This Budget marks a defining inflexion in India’s growth trajectory, placing Bharat beyond the metros at the heart of economic acceleration. Districts, small towns, and Tier-2 and Tier-3 cities are no longer peripheral to India’s story; they are emerging as engines of enterprise, production, and upward mobility. India’s economic geography is expanding with clarity and intent.
Redefining India’s Economic Geography
At the core of this transformation are MSMEs, the backbone of India’s growth heartland. Embedded in local clusters and regional markets, they drive employment, exports, and resilience at scale. The Budget reflects a clear evolution in approach, from viewing MSMEs primarily through the lens of support to enabling their scale, formalisation, and integration into domestic and global value chains.
MSMEs as Engines of Scale, and Global Integration
This shift is reinforced through an MSME growth fund, improved access to credit, and a strong push on digital enablement. Better working-capital flows, compliance facilitation through Corporate Mitras, and stronger digital platforms lower barriers for small enterprises to grow with confidence. Faster customs processes, simplified imports, and AI-enabled risk systems open global gateways for MSMEs, artisans, and start-ups, moving enterprises from informality to integration.
The rise of Tier-2 and Tier-3 cities as city-economic regions is central to this model. Manufacturing and services clusters in textiles, pharmaceuticals, food processing, electronics, logistics, and light engineering are increasingly taking root beyond metros. By aligning infrastructure development, skilling, and technology adoption with regional strengths, the Budget advances a cluster-led growth strategy that grounds national ambition in local capability.
Infrastructure for Distributed Growth
Technology infrastructure acts as the catalyst for this distributed growth. Investments in AI, data centres, semiconductors, and rare-earth ecosystems underpin economic expansion well beyond India’s largest cities. Long-cycle certainty for data centres enables cloud and AI workloads to be served from across the country, supporting digital services, GCCs, and innovation hubs in emerging cities. Semiconductor and electronics initiatives deepen domestic manufacturing value chains, while critical-mineral strategies strengthen future supply security across clean energy and advanced industries.
The Finance Minister’s articulation of a goal to raise India’s share of global services exports to 10% by 2047 provides an important lens through which to read this Budget. The measures announced across AI, data centres, digital infrastructure, skilling, ease of doing business, and MSME integration are not incremental tweaks, but foundational investments aimed at scaling India’s services leadership from strength to global dominance.
The Growth Connective
Skilling is the connective tissue that binds this strategy together. The focus moves beyond short-term employment schemes towards building a productivity-led workforce aligned with regional demand. Labour-intensive sectors such as tourism, textiles, logistics, and allied healthcare receive targeted impetus, recognising their role in job creation across smaller towns. Industry–academia collaboration and regional Centres of Excellence help skills follow opportunity.

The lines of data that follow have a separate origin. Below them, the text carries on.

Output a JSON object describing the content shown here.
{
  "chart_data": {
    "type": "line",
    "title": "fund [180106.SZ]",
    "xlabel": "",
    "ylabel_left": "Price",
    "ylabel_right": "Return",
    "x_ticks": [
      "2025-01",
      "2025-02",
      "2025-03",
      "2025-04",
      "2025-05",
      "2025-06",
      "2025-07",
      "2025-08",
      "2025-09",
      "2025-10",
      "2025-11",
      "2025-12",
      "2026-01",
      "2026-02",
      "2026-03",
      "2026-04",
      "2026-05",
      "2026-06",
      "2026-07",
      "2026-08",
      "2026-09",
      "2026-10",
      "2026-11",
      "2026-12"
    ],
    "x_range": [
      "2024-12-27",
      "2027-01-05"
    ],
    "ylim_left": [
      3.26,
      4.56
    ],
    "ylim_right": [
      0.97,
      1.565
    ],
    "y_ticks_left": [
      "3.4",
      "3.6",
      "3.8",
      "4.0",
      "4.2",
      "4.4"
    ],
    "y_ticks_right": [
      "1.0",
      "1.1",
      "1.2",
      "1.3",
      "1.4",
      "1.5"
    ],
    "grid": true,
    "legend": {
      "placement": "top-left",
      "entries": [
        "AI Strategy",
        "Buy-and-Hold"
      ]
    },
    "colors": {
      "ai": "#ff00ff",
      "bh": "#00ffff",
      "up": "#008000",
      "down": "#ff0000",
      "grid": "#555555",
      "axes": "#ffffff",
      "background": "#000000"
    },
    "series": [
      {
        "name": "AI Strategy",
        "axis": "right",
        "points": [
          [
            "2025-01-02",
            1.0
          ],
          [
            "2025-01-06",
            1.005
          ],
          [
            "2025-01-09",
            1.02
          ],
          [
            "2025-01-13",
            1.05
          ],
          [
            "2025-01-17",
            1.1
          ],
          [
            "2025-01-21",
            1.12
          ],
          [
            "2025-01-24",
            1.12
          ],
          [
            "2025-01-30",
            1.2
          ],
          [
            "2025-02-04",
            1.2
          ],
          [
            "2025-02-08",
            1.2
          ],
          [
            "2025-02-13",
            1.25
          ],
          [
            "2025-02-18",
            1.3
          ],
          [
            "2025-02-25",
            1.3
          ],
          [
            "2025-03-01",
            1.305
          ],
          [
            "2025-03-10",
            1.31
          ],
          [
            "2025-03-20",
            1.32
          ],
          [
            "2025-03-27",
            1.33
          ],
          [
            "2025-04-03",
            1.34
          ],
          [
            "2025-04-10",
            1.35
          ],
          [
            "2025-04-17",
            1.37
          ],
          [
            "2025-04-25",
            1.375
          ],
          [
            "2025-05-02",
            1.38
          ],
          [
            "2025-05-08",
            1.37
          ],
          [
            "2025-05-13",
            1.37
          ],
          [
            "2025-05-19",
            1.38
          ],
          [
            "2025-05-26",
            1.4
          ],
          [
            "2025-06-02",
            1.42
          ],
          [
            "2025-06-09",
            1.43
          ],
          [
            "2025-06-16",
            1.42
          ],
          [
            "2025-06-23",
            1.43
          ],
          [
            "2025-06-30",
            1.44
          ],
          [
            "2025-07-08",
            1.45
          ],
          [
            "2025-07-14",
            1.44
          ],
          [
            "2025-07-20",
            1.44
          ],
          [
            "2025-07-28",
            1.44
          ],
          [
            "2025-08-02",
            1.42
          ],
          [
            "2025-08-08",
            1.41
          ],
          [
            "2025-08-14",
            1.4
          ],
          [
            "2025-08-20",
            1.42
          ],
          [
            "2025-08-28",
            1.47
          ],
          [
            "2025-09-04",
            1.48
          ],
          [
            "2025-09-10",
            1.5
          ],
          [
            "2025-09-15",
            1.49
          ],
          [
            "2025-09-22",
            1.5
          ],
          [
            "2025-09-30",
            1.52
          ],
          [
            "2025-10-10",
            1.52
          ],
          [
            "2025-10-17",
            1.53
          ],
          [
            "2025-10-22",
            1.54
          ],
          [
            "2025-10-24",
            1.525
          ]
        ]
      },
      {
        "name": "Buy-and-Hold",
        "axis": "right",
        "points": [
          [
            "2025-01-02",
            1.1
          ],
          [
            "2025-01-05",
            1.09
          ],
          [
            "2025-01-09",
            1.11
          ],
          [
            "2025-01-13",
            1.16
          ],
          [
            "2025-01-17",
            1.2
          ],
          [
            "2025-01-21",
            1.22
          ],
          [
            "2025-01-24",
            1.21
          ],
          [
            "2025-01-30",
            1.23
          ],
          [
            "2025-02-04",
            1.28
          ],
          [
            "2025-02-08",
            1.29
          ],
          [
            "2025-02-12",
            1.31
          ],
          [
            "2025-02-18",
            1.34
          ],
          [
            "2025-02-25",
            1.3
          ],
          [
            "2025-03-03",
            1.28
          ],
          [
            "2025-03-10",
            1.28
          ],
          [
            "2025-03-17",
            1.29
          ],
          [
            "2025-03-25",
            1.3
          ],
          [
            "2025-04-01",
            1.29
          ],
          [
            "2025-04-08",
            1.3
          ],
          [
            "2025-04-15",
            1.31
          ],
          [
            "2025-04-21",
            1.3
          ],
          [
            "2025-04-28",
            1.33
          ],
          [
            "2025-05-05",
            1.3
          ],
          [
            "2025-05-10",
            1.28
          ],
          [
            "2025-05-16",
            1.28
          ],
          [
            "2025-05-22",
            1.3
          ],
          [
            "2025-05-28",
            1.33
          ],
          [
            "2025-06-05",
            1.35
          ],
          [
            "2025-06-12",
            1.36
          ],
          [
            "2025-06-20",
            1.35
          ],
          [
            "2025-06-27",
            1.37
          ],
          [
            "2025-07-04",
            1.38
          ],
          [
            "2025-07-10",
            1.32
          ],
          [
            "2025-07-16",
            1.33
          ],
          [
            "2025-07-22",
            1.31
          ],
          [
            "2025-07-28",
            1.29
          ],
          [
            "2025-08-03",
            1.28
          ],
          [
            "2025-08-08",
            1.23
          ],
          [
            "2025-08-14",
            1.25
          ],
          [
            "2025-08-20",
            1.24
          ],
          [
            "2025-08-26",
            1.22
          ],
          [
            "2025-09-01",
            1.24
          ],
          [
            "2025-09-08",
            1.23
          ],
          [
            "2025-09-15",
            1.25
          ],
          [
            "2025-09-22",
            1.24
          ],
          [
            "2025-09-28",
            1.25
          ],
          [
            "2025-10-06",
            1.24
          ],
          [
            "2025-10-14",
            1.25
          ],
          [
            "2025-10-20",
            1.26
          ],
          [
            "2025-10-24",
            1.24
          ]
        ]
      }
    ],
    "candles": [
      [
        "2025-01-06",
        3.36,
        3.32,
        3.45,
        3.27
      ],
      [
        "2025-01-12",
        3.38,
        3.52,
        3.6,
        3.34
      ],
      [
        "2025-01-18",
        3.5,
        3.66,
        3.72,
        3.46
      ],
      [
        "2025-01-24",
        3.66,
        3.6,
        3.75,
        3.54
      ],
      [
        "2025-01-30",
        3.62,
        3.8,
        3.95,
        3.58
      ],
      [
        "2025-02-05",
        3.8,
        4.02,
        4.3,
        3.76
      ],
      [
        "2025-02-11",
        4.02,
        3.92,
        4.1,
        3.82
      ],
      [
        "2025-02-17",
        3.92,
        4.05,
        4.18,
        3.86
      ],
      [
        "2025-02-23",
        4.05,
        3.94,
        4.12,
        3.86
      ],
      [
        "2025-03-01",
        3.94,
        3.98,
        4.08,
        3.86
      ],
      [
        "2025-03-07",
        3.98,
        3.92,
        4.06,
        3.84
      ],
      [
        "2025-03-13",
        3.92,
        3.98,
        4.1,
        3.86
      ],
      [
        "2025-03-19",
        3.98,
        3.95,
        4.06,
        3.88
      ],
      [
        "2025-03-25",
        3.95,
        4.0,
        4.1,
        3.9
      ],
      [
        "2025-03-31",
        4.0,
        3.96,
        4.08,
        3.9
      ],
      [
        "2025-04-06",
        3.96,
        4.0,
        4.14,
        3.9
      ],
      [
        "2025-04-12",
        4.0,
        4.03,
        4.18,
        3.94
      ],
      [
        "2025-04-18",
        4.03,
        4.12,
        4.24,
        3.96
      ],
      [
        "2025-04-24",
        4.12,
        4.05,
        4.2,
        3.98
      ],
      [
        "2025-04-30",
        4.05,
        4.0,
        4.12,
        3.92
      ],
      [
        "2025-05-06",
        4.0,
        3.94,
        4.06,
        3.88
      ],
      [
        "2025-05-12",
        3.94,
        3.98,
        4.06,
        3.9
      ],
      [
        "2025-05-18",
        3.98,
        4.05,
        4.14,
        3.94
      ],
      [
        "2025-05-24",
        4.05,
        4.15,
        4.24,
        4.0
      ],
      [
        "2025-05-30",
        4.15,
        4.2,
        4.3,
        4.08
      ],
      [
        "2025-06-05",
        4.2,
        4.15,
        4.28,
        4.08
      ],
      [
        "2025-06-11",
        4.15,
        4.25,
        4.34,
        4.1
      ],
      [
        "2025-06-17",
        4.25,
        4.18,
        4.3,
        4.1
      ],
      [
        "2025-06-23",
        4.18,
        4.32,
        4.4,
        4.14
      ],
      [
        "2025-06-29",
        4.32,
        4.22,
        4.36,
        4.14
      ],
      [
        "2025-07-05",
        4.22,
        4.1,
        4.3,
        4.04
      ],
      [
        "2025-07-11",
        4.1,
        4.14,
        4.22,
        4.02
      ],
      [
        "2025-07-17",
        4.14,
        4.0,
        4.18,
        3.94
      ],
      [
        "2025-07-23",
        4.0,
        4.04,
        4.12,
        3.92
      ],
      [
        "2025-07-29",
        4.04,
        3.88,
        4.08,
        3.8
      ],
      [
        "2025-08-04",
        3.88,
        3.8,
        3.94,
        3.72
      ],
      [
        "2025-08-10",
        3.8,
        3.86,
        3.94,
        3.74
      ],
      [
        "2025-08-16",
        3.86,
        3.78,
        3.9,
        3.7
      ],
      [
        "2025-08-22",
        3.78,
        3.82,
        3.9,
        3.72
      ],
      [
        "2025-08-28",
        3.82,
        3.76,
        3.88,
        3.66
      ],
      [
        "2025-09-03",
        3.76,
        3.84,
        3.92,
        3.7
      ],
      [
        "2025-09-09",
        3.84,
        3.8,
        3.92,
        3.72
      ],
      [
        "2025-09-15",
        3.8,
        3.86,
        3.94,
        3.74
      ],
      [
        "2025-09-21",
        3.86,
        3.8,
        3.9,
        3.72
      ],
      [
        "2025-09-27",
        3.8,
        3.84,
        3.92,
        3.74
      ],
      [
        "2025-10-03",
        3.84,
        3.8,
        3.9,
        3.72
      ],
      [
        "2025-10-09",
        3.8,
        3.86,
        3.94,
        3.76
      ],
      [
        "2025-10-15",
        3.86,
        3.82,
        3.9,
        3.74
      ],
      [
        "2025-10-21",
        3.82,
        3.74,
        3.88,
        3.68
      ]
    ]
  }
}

Tourism, in particular, emerges as a powerful force multiplier, closely correlated with infrastructure and city development. As connectivity improves through roads, rail, aviation, and urban amenities, tourism catalyses MSME growth, jobs, and local value creation in Tier-2 and Tier-3 regions. Linking tourism to heritage revitalisation, digital documentation, infrastructure, and service quality positions it as an integrated economic system rather than a standalone sector.
Underlying all of this is a sustained push on ease of doing business. Rationalising penalties, reducing compliance friction, clearing quality-control backlogs, simplifying imports, and continuing decriminalisation may not make headlines, but they materially improve the operating environment, especially for MSMEs with global ambitions. For long-term investors and entrepreneurs alike, regulatory consistency and predictability often matter as much as fiscal incentives.
This Budget positions Bharat as India’s growth heartland, the frontier of the country’s next phase of expansion. MSMEs, city-economic regions, technology infrastructure, skilling, tourism, and digital platforms converge to create a more distributed, resilient, and inclusive growth model. India’s scale, competitiveness, and long-term resilience will increasingly be built not just in its largest cities, but through the enterprise, talent, and ambition that thrive far beyond them.
(Romal Shetty, CEO, Deloitte South Asia.)
Views are personal, and do not represent the stand of this publication.